Giocando di fantasia si può anche pensare a similitudini tecniche, perché la forza (fisica e delle parole) e, più in generale, la fisicità sono il centro di gravità attorno al quale entrambi hanno fatto ruotare le loro carriere. Questo modo di approcciarsi alla musica, così spesso, è sempre stato al centro del rap di Jake e del calcio di Bobo, mai realmente troppo tecnici, ma esplosivi, aggressivi nell’attitudine e nell’atteggiamento.
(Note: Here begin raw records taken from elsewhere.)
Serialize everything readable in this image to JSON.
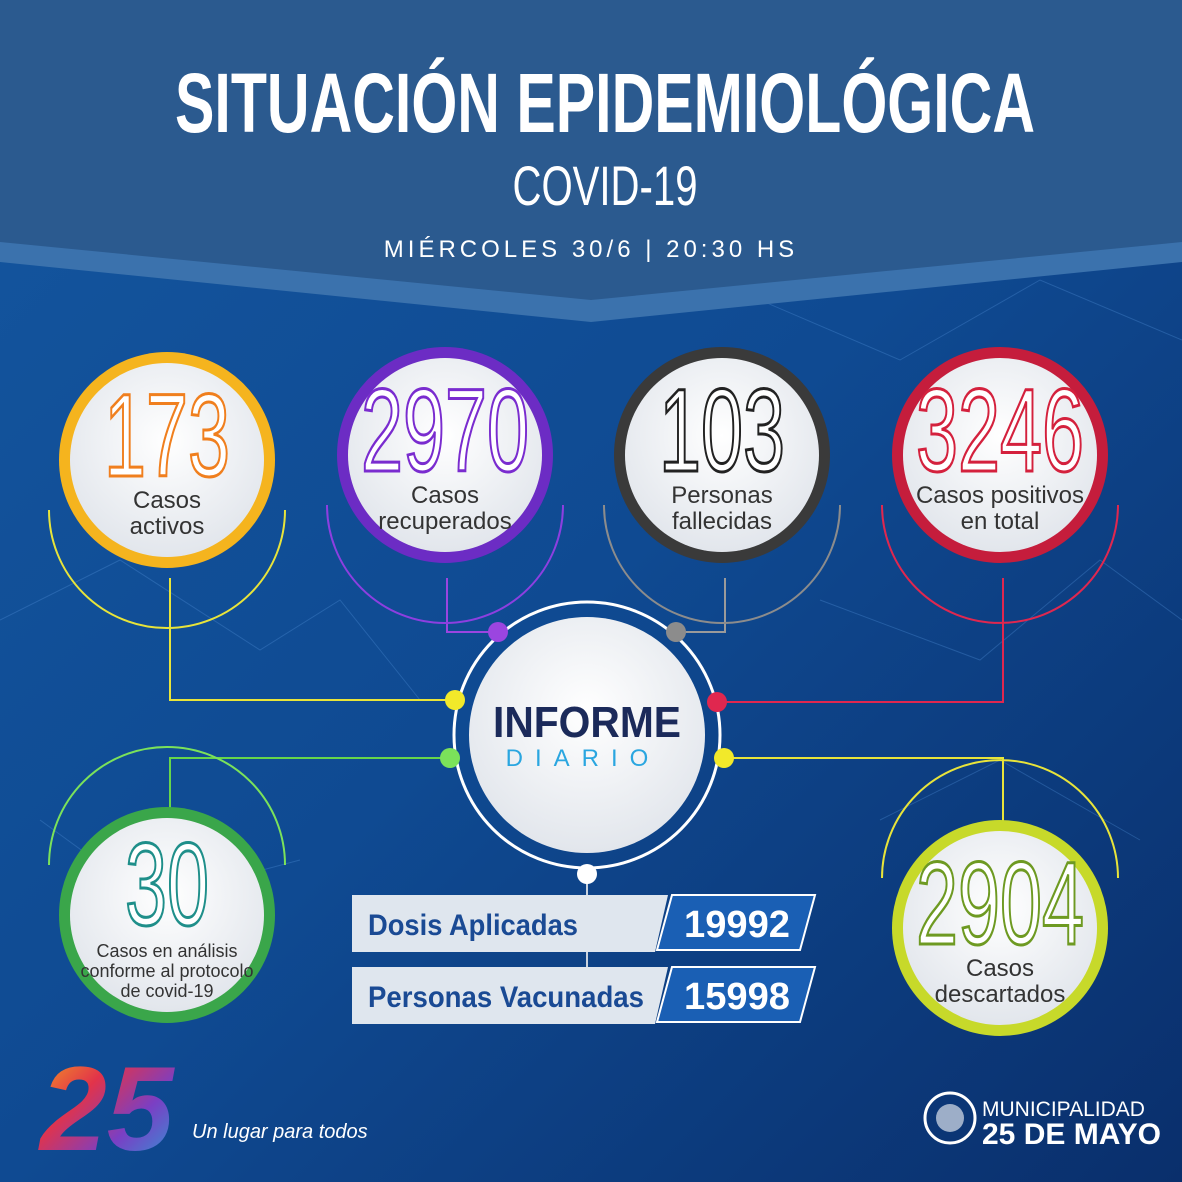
{
  "header": {
    "title": "SITUACIÓN EPIDEMIOLÓGICA",
    "subtitle": "COVID-19",
    "date": "MIÉRCOLES 30/6 | 20:30 HS"
  },
  "stats": [
    {
      "value": 173,
      "label": [
        "Casos",
        "activos"
      ]
    },
    {
      "value": 2970,
      "label": [
        "Casos",
        "recuperados"
      ]
    },
    {
      "value": 103,
      "label": [
        "Personas",
        "fallecidas"
      ]
    },
    {
      "value": 3246,
      "label": [
        "Casos positivos",
        "en total"
      ]
    },
    {
      "value": 30,
      "label": [
        "Casos en análisis",
        "conforme al protocolo",
        "de covid-19"
      ]
    },
    {
      "value": 2904,
      "label": [
        "Casos",
        "descartados"
      ]
    }
  ],
  "center": {
    "title": "INFORME",
    "subtitle": "DIARIO"
  },
  "vaccination": [
    {
      "label": "Dosis Aplicadas",
      "value": 19992
    },
    {
      "label": "Personas Vacunadas",
      "value": 15998
    }
  ],
  "footer": {
    "logo": "25",
    "tagline": "Un lugar para todos",
    "organization": [
      "MUNICIPALIDAD",
      "25 DE MAYO"
    ]
  }
}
Jake La Furia non è il più tecnico dei rapper ne il più raffinato, ma ha sempre avuto la capacità di utilizzare le parole giuste per colpire come a pugni l’ascoltatore, i suoi brani più forti sono quasi una combinazione da pugilato, in cui infila una dietro l’altra barre pesantissime. Anche per questo nei beat così lenti come quelli della trap non ha quasi mai trovato una zona di confort vera, la sua forza è sempre stata nella costante e veloce progressione delle rime – che non significa extrabeat alla MadMan ma rap duro e crudo.

Jake La Furia

Allo stesso modo Vieri non è mai stato un attaccante che ha fatto della tecnica la sua cifra, non era un bomber come Benzema, in grado di fare gol ma anche cucire il gioco con la squadra, quanto piuttosto un numero nove più classico, esplosivo in progressione, in grado di segnare sul filo del fuorigioco ma anche con il tiro della distanza, abile di testa e in grado di far salire la squadra come boa, in caso di necessità. Un attaccante che necessitava di esprimere la propria fisicità per rendere al meglio.
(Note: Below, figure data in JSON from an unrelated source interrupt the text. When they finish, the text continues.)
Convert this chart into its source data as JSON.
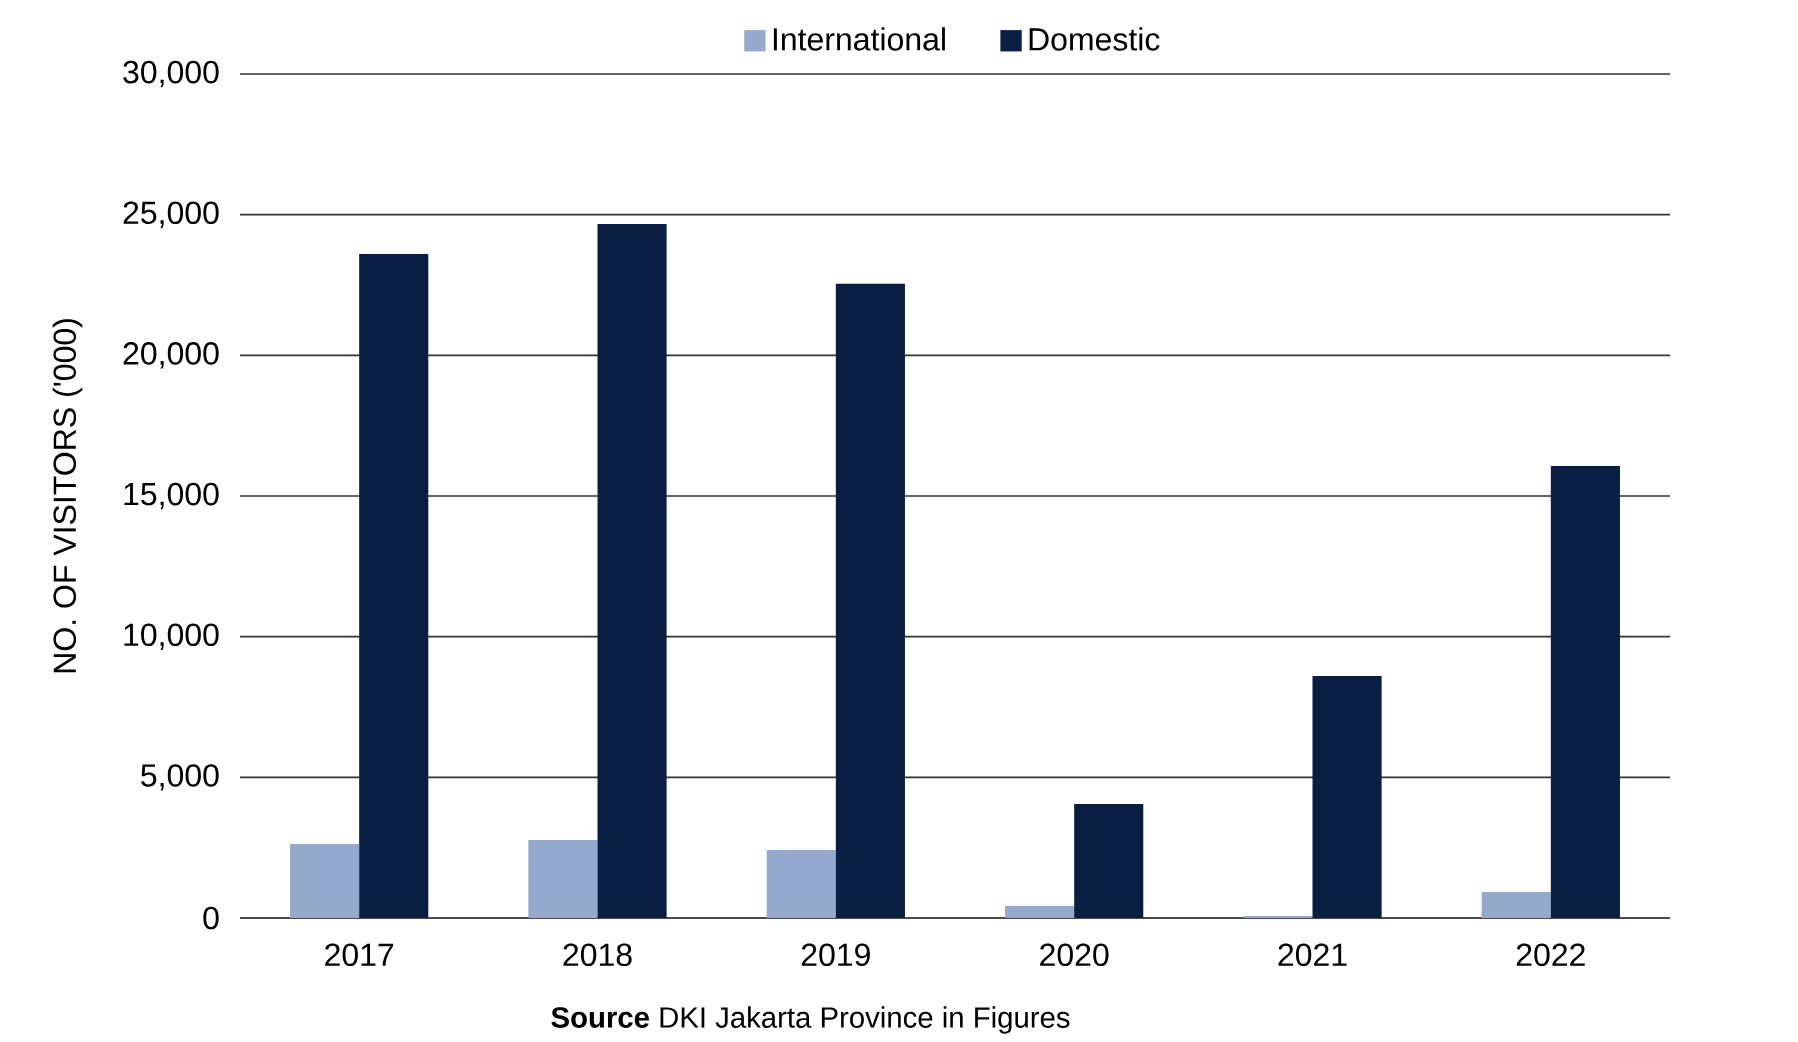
{
  "chart_data": {
    "type": "bar",
    "ylabel": "NO. OF VISITORS ('000)",
    "categories": [
      "2017",
      "2018",
      "2019",
      "2020",
      "2021",
      "2022"
    ],
    "series": [
      {
        "name": "International",
        "color": "#94a9cc",
        "values": [
          2630,
          2770,
          2420,
          430,
          70,
          920
        ]
      },
      {
        "name": "Domestic",
        "color": "#0a1e42",
        "values": [
          23600,
          24670,
          22540,
          4050,
          8600,
          16070
        ]
      }
    ],
    "ylim": [
      0,
      30000
    ],
    "yticks": [
      0,
      {
        "value": 5000,
        "label": "5,000"
      },
      {
        "value": 10000,
        "label": "10,000"
      },
      {
        "value": 15000,
        "label": "15,000"
      },
      {
        "value": 20000,
        "label": "20,000"
      },
      {
        "value": 25000,
        "label": "25,000"
      },
      {
        "value": 30000,
        "label": "30,000"
      }
    ],
    "grid": "y",
    "legend": "top",
    "annotations": [
      "**Source** DKI Jakarta Province in Figures"
    ]
  }
}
Non so quanto Jake La Furia sarebbe contento di essere paragonato a Vieri, lui, milanista accanito, accostato ad uno dei giocatori più iconici dell’Inter, ma è anche vero che la fama di Bobo è così trasversale che forse si farebbe solo una risata.

Di certo lui non rientra nell’immaginario bomberistico di cui si parlava in precedenza, per quanto abbia dimostrato di essere nella sua tazza di the anche in quel tipo di mondo e di riferimenti, non ha il physique du role, ne è mai stato al centro del gossip nostrano al contrario, per esempio del suo ex compagno di gruppo Gué Pequeno – finito sulle copertine di tutto i tabloid per la storia con Nicole Minetti.
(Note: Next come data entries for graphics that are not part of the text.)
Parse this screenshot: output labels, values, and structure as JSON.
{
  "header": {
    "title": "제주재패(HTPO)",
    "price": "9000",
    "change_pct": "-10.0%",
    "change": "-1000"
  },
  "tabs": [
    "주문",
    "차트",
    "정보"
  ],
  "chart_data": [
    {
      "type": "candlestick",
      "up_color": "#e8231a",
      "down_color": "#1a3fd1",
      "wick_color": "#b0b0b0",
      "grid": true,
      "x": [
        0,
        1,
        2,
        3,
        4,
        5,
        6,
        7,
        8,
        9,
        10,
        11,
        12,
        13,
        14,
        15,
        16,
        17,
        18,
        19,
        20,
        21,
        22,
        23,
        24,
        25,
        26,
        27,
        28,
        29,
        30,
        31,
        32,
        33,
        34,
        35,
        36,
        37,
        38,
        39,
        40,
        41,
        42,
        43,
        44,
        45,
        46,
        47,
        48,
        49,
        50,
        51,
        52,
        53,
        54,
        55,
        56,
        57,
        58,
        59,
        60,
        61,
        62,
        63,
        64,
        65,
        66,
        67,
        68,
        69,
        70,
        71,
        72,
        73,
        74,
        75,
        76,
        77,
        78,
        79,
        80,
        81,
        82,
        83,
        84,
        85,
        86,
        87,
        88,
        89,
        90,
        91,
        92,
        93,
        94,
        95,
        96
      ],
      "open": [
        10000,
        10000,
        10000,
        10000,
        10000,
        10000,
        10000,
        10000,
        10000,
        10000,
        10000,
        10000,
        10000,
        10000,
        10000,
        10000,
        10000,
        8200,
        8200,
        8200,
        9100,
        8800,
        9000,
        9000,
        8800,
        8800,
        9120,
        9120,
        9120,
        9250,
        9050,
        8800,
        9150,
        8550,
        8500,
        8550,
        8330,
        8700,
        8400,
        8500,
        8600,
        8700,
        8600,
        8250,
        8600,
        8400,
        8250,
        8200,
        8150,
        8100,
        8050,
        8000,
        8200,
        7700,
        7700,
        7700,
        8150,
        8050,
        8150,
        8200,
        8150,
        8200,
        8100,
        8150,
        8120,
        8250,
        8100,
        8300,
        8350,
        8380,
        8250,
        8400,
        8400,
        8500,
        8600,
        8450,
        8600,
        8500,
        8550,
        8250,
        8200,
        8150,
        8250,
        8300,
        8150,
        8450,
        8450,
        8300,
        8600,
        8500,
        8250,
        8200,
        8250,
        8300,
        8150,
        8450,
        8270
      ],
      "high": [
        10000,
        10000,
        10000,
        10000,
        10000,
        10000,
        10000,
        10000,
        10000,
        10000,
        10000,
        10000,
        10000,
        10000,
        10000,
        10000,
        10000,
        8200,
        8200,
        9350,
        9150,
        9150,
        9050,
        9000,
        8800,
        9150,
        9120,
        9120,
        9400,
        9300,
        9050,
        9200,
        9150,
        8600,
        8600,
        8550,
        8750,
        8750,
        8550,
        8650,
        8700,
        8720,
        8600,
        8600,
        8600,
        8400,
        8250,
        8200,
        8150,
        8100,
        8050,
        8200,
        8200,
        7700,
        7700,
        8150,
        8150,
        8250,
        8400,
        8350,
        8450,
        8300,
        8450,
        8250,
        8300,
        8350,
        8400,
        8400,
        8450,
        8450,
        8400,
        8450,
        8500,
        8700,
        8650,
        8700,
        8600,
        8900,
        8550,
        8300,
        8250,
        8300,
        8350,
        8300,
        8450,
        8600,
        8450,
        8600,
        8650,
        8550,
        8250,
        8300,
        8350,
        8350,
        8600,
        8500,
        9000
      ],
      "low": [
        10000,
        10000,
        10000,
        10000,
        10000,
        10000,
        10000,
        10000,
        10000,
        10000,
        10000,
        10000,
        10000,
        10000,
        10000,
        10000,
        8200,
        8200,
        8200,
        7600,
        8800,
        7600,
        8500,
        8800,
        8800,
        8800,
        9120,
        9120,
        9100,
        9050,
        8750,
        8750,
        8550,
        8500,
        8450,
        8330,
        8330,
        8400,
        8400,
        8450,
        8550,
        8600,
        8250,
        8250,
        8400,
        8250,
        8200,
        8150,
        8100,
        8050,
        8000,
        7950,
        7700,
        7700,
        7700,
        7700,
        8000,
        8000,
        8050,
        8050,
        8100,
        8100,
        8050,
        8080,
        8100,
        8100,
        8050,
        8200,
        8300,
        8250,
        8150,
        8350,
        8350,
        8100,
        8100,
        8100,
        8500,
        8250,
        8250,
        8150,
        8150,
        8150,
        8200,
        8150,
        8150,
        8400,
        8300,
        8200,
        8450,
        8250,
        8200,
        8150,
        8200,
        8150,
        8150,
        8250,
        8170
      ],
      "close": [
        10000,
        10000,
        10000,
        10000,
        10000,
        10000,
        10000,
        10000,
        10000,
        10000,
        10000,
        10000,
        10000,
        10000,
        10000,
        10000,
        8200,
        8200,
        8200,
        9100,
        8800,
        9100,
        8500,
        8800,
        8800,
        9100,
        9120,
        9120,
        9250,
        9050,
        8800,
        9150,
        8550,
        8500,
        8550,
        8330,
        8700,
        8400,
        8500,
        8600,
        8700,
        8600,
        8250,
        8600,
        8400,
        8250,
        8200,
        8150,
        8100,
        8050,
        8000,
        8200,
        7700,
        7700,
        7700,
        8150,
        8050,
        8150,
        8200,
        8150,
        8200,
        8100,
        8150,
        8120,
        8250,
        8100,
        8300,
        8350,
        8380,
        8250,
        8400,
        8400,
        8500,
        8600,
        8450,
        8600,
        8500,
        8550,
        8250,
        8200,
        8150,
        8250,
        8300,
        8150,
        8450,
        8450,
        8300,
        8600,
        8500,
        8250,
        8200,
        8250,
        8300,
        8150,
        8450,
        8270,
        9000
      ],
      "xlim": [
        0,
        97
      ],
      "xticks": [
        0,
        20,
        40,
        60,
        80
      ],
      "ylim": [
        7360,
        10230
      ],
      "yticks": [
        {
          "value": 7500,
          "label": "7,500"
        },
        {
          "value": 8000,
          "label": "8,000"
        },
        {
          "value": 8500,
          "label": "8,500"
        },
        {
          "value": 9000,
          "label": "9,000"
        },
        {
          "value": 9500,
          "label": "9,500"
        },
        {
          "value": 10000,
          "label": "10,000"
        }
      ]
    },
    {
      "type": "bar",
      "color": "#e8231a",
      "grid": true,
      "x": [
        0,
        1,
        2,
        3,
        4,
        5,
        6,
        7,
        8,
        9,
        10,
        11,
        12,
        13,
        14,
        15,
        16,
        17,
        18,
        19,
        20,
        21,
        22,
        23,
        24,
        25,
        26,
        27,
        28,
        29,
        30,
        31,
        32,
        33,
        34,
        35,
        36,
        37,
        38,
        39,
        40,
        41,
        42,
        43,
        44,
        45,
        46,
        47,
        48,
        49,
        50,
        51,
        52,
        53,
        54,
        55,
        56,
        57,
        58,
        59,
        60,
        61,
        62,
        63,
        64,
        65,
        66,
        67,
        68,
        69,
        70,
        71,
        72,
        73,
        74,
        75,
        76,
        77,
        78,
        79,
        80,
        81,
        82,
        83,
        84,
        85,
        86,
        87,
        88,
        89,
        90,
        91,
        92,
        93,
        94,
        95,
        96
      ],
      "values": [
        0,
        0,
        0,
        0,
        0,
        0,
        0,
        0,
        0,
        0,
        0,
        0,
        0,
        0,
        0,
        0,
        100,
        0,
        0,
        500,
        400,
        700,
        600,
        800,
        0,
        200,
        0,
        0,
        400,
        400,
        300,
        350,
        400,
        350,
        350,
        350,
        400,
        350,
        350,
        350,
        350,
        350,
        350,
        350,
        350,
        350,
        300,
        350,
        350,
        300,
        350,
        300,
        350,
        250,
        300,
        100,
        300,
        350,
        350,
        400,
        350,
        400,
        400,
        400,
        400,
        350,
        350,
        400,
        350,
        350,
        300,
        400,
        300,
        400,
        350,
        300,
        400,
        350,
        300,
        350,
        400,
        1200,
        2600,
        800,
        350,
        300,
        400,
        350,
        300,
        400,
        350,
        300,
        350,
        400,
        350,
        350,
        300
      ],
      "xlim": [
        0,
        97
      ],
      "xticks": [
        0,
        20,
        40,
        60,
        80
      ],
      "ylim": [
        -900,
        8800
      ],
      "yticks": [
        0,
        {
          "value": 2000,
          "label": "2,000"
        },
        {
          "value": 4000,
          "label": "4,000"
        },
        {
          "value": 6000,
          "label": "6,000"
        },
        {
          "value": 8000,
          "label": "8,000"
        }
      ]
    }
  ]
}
Di Jake La Furia nella vita privata non si sa nulla, sappiamo che è sposato e ha dei figli, ma non li ha mai mostrati pubblicamente e non ha intenzione di farlo. Questo di per sé lo rende un alieno rispetto a tanti colleghi, che invece basano la propria costruzione di identità artistica attorno allo sbandierare le proprie attività private. Ma questo non è importante per lui, ne gli interessa dare in pasto chi lo circonda a quel mostro che è la fama.

La caratteristica che più di ogni altra ha contraddistinto il percorso di Jake La Furia post Club Dogo, è stata quella di decostruire pezzo per pezzo l’immagine che i fan avevano di lui: dalle partecipazioni ai programmi tv, alle hit reggaeton, ai featuring improbabili, fino a dischi solisti mai all’altezza delle aspettative – eccezion fatta (?) per 17 – tutto sembra essere stato fatto per demolire l’immagine che i suo follower avevano di lui.

E ancora ad oggi, nonostante siano passati quasi otto anni dal momento di stop delle attività dei Dogo, è ancora difficile digerire questo mutamento così radicale nella sua figura. Nonostante questo per lui è sempre stato fondamentale rimanere fedele prima di tutto a se stesso e alla sua voglia di cambiare e mettersi in gioco, tanto che in un brano di Keta Music 3, Street Movie, afferma fieramente: 

Ho fatto un’altra hit reggaeton perché mi piace cagarvi il cazzo

Una dichiarazione di intenti molto esplicativa che conferma come per lui non sia importante fare contenti gli altri ma fare quello che si vuole, sempre e comunque, anche a costo di risultare antipatico, o di deludere chi ti ha seguito fino a quel momento, perché nessuno delle persone che scrivono o giudicano sono mai stati nella posizione in cui sei tu.

Deludere le aspettative sembra essere per stato per Jake, come per Bobo, un modo per rimanere fedele a se stesso, senza dover rispettare i canoni che gli altri avrebbero voluto rispettasse.

Una mentalità che negli anni gli ha fatto guadagnare un rispetto universale indipendente da quello che fa, tanto poi bastano poche barre di un suo qualsiasi featuring in cui decide di impegnarsi, per rimettere tutto nella giusta prospettiva.